CPU: i7-2600K @ 4300MHz - supports aesni.
RAM: 32GB
Kernel: 3.16-3-amd64
HDDs: WD Passport Ultra 2TB USB 3.0 x 3
LVM2: 2.0.2.111 --
pvcreate -M2 --dataalignment 512K /dev/sd[ijk]1
--------------- vgcreate wdultra /dev/sd[ijk]1
--------------- lvcreate -n wdbackup -i 3 -I 512 -l +1430769 wdultra
cryptsetup: 1.6.6 --
cryptsetup -v luksFormat /dev/wdultra/wdbackup
Filesystem: btrfs 3.17 --
mount -t btrfs -o noatime /dev/mapper/<device> /mnt/backup
I've created a luks container on top of LVM2, which is striped across the 3 HDDs. According to the benchmark, I can encrypt data at over 2000 MiB/s. The benchmark only uses a single core.
Code:
# cryptsetup benchmark
# Tests are approximate using memory only (no storage IO).
PBKDF2-sha1 1242388 iterations per second
PBKDF2-sha256 732245 iterations per second
PBKDF2-sha512 595781 iterations per second
PBKDF2-ripemd160 708497 iterations per second
PBKDF2-whirlpool 267493 iterations per second
# Algorithm | Key | Encryption | Decryption
aes-cbc 128b 738.2 MiB/s 2525.3 MiB/s
serpent-cbc 128b 93.6 MiB/s 364.0 MiB/s
twofish-cbc 128b 209.1 MiB/s 394.1 MiB/s
aes-cbc 256b 544.2 MiB/s 1929.9 MiB/s
serpent-cbc 256b 93.6 MiB/s 364.8 MiB/s
twofish-cbc 256b 210.6 MiB/s 395.9 MiB/s
aes-xts 256b 2198.6 MiB/s 2199.0 MiB/s
serpent-xts 256b 378.0 MiB/s 358.6 MiB/s
twofish-xts 256b 390.9 MiB/s 389.3 MiB/s
aes-xts 512b 1704.8 MiB/s 1713.5 MiB/s
serpent-xts 512b 378.2 MiB/s 359.1 MiB/s
twofish-xts 512b 389.2 MiB/s 390.1 MiB/s
hdparm shows the throughput of the 3 drives together can easily hit at least 300 MiB/s.
Code:
# hdparm -tT /dev/wdultra/wdbackup
/dev/wdultra/wdbackup:
Timing cached reads: 24850 MB in 2.00 seconds = 12435.30 MB/sec
Timing buffered disk reads: 896 MB in 3.00 seconds = 298.34 MB/sec
When I run rsync to backup to the 3 HDDs without cryptsetup, I can regularly write data at 320 MiB/s.

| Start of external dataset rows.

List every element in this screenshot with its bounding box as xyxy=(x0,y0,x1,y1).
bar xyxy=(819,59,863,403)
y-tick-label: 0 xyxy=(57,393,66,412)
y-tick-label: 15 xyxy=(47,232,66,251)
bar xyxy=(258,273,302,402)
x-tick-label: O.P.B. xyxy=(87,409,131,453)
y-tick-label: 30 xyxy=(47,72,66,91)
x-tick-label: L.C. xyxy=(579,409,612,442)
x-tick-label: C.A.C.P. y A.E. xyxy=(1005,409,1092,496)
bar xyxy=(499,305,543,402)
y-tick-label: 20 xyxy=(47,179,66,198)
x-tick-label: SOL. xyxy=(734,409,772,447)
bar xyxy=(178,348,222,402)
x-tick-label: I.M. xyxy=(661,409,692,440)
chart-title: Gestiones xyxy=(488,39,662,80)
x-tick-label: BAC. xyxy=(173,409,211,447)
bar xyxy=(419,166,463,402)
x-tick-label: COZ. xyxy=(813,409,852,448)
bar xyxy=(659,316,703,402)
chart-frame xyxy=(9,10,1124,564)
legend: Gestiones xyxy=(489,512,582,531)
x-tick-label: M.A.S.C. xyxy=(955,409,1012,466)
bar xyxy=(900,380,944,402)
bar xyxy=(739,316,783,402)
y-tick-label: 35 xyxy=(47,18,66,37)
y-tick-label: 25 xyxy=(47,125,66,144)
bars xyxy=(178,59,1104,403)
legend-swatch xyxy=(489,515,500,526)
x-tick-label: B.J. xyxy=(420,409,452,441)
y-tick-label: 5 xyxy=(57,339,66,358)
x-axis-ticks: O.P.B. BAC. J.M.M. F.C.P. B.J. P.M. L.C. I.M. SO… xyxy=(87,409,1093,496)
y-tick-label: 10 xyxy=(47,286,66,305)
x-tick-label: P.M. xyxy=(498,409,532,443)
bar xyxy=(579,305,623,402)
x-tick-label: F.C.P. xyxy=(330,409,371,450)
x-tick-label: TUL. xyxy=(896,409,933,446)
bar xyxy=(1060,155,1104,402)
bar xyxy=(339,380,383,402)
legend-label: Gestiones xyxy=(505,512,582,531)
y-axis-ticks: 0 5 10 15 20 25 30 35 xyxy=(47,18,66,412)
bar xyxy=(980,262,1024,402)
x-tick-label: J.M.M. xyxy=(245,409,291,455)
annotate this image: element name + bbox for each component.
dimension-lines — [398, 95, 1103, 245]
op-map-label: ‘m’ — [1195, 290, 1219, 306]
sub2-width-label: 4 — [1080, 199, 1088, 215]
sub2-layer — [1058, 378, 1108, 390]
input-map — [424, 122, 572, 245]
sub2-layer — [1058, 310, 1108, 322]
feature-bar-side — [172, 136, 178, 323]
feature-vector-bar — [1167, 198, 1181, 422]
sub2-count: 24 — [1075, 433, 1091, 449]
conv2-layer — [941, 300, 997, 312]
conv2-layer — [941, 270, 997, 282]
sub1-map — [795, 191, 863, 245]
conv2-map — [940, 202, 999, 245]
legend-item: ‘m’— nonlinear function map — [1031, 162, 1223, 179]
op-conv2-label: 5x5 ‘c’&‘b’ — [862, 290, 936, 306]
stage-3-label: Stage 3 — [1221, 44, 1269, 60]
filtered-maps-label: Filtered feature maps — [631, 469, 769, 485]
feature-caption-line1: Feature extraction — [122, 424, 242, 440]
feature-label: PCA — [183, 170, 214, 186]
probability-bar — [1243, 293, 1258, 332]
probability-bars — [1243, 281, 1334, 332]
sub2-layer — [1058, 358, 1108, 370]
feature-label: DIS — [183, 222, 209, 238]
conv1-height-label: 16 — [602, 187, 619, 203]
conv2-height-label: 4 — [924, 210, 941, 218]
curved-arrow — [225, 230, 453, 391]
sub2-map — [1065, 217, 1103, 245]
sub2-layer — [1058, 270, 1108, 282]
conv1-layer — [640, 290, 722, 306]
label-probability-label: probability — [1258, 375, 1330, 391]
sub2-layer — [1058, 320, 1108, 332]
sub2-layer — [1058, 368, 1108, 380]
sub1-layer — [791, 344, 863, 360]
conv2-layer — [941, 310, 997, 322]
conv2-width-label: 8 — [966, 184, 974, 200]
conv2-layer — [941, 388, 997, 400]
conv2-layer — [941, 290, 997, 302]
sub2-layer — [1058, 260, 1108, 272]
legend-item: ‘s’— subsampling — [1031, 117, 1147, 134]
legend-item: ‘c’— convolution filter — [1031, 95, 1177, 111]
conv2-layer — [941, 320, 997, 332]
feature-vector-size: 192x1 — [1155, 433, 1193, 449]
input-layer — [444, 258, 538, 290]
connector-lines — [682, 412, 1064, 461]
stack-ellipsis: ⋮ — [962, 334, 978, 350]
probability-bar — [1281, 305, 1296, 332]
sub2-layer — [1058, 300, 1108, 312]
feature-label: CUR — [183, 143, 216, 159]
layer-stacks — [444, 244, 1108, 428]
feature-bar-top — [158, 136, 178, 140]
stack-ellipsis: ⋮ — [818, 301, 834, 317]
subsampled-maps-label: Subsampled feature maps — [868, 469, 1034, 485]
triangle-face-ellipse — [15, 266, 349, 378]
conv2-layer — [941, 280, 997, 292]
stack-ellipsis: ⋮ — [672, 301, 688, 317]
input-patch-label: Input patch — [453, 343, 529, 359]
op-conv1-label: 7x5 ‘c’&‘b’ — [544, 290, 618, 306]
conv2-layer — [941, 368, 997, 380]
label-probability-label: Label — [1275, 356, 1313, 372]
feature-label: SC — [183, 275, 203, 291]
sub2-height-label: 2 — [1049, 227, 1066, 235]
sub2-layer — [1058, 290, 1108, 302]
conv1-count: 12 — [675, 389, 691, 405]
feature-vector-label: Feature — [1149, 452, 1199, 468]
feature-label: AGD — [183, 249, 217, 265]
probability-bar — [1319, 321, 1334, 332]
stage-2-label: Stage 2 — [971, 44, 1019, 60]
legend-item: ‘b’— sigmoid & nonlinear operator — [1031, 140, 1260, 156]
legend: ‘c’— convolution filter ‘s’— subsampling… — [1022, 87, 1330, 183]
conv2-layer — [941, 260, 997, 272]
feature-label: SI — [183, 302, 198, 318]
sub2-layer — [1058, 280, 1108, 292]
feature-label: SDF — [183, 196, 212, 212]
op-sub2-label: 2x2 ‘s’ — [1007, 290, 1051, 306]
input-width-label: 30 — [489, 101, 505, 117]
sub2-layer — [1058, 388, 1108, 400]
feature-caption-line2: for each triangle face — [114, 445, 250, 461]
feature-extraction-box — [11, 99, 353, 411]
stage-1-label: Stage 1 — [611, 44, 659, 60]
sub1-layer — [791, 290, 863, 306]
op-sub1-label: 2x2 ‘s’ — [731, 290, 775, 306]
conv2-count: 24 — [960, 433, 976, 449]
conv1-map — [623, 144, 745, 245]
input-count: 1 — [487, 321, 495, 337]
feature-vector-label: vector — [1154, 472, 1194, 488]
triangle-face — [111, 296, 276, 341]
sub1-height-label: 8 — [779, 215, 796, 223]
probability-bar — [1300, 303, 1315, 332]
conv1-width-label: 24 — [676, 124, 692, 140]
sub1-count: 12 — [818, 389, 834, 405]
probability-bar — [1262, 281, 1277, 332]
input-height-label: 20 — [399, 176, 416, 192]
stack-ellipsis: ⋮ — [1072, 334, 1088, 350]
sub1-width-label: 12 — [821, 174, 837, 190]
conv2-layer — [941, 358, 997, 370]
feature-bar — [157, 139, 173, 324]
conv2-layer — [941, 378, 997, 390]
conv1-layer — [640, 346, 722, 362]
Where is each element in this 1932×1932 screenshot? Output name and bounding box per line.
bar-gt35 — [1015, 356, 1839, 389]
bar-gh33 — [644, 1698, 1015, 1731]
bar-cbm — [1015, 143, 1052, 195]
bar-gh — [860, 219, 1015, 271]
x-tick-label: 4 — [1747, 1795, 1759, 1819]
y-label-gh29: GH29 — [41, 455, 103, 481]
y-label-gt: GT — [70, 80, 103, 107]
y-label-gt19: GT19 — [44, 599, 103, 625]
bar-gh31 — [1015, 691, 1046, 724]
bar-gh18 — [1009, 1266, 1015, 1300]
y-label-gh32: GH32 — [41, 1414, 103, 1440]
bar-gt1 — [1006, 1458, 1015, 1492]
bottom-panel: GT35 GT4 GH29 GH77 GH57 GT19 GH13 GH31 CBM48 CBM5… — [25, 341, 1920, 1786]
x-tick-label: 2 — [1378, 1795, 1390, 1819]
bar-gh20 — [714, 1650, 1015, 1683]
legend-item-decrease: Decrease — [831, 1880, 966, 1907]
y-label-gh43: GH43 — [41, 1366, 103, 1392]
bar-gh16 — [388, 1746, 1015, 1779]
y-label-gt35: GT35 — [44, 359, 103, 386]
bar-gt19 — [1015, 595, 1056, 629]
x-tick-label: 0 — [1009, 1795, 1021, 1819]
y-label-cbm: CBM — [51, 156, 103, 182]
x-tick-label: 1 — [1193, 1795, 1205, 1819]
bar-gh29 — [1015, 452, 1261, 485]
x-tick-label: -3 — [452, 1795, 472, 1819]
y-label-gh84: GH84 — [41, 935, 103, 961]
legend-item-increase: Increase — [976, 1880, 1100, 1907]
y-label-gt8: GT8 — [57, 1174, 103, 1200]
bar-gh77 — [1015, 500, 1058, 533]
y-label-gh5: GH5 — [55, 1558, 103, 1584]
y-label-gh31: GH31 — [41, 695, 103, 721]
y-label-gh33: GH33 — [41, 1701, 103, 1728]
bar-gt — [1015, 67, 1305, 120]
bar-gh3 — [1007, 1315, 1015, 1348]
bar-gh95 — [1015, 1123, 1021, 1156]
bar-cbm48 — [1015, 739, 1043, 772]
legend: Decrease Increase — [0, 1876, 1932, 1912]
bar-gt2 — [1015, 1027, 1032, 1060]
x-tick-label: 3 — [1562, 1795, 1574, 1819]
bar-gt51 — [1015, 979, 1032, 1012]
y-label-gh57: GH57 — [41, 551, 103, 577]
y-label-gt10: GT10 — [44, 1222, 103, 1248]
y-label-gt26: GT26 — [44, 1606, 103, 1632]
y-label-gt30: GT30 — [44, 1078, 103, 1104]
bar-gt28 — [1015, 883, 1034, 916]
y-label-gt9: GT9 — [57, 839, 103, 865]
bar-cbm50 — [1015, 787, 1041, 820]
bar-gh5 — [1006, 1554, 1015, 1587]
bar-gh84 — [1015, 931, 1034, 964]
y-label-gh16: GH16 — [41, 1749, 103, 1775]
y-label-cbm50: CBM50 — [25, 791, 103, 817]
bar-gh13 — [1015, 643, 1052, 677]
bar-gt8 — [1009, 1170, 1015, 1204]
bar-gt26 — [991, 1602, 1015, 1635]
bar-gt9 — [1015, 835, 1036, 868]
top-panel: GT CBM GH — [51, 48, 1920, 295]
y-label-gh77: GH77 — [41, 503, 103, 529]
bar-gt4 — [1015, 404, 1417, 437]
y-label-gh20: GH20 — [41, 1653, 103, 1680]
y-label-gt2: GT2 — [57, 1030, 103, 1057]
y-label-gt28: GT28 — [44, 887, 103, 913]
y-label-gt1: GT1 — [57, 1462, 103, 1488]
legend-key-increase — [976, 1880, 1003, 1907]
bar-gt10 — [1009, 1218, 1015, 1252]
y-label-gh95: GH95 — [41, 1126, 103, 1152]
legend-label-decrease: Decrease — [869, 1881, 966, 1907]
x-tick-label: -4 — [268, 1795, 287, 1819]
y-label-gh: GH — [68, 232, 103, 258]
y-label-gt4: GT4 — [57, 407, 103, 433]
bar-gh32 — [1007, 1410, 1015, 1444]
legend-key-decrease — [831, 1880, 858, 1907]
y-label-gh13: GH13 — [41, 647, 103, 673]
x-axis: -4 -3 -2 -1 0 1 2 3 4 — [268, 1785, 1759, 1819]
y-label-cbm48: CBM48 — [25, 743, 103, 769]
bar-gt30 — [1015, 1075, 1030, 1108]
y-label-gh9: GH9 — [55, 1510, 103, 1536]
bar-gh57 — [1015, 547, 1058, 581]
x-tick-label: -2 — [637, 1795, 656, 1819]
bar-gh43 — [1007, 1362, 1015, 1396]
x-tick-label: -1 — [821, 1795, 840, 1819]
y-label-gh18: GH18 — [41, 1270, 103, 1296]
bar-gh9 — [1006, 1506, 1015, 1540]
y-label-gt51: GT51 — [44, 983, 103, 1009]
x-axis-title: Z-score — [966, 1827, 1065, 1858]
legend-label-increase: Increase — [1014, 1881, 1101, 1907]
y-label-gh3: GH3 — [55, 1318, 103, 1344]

When I use cryptsetup using the options I mentioned above, that throughput seems to be cut in half, and all 8 cores seems to be maxed with I/O traffic.
I would think the CPU was waiting for the slower I/O of the HDDs, instead of the HDDs waiting for the CPU to process the data.